Ruth Stefonowicz, Published January 16 2011
Critic of Conrad short on the factsIn John Manesis’ letter (Jan. 11) attacking Sen. Kent Conrad, D-N.D., one might wrongly concede that he has a factual basis for his tirade.
But a closer look shows Manesis doesn’t do his homework and falls into the trap of discourse most angry conservatives find themselves in.
First of all, Conrad has been consistent in his efforts to restrain the federal debt. He didn’t vote for unwise tax cuts or going to war financed by deficit spending.
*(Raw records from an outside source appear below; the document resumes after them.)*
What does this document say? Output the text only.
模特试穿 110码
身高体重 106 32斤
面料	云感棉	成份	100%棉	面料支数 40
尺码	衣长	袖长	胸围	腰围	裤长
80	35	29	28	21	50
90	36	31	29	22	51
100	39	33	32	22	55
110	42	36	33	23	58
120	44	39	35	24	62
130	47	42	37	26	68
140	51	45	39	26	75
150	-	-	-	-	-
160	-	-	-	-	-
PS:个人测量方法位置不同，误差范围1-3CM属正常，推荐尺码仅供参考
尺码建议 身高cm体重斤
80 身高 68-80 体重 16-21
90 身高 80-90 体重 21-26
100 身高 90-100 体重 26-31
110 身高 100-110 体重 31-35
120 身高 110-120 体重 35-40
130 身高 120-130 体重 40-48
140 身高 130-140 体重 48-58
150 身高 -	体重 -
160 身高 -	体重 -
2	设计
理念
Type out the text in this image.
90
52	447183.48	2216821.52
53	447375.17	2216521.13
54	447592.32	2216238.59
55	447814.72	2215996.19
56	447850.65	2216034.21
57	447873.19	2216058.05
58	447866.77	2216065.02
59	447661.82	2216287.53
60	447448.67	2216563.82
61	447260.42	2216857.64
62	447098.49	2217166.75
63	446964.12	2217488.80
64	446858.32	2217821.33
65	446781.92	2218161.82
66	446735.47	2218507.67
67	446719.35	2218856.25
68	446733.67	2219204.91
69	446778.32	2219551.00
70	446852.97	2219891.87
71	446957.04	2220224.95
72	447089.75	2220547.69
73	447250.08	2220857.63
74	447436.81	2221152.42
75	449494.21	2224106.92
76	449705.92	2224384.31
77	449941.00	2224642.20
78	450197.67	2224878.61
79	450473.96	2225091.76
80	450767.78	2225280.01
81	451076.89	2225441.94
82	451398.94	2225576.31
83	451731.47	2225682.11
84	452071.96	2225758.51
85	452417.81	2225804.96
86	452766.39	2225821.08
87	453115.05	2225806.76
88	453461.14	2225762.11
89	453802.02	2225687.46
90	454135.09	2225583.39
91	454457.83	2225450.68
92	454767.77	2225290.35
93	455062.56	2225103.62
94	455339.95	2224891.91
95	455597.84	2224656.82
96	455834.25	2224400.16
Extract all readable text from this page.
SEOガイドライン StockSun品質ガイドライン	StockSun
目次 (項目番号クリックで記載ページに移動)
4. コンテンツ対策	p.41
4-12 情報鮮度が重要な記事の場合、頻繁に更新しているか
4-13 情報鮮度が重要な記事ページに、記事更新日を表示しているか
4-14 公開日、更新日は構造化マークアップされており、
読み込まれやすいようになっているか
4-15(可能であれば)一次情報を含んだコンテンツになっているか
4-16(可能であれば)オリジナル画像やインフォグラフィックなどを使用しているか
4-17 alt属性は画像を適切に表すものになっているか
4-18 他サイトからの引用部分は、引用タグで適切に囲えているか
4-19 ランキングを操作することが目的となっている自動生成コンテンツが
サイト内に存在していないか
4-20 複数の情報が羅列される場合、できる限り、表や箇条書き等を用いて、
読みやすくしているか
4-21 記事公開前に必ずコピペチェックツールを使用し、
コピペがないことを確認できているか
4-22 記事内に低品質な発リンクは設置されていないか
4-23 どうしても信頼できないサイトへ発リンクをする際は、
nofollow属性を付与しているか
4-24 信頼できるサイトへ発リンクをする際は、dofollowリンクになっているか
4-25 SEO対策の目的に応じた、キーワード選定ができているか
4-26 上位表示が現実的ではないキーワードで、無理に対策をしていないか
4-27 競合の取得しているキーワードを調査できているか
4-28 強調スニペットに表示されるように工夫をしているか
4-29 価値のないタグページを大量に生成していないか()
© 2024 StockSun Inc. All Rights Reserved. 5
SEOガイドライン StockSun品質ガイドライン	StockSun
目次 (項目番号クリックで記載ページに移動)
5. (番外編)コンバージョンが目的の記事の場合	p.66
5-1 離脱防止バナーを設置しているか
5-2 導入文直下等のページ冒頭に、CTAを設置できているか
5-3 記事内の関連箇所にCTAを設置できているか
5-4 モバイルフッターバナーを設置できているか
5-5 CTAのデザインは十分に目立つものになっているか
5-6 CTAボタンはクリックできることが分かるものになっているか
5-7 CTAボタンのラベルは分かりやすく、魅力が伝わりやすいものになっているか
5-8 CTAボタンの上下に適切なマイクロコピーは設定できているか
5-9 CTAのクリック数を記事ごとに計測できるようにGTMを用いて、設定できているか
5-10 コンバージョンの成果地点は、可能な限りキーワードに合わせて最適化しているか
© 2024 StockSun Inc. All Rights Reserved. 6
And when the country was headed straight for a depression caused by financial institutions playing fast and loose in the mortgage bond market, Conrad didn’t turn away from the crisis or the solutions proposed by the Bush administration. He acted responsibly, voting for a federal response that nearly all economists credit for preventing the recession from becoming a major depression.
Now Conrad has turned his attention to the long-term fiscal crisis our nation faces. He proposed and served on a fiscal commission focused on solutions. Conrad voted for the commission’s report filled with very tough, honest and sobering choices. Manesis is apparently oblivious to any of this.
In the end, it will take a Congress full of people like Conrad to solve our country’s financial problems.
I would ask Manesis to listen to both political parties to find out the real truth as to Conrad’s knowledge and action regarding what is best for the country and the deficit.
President Barack Obama asked us all to listen and work together. I hope we can all do what is best for our nation.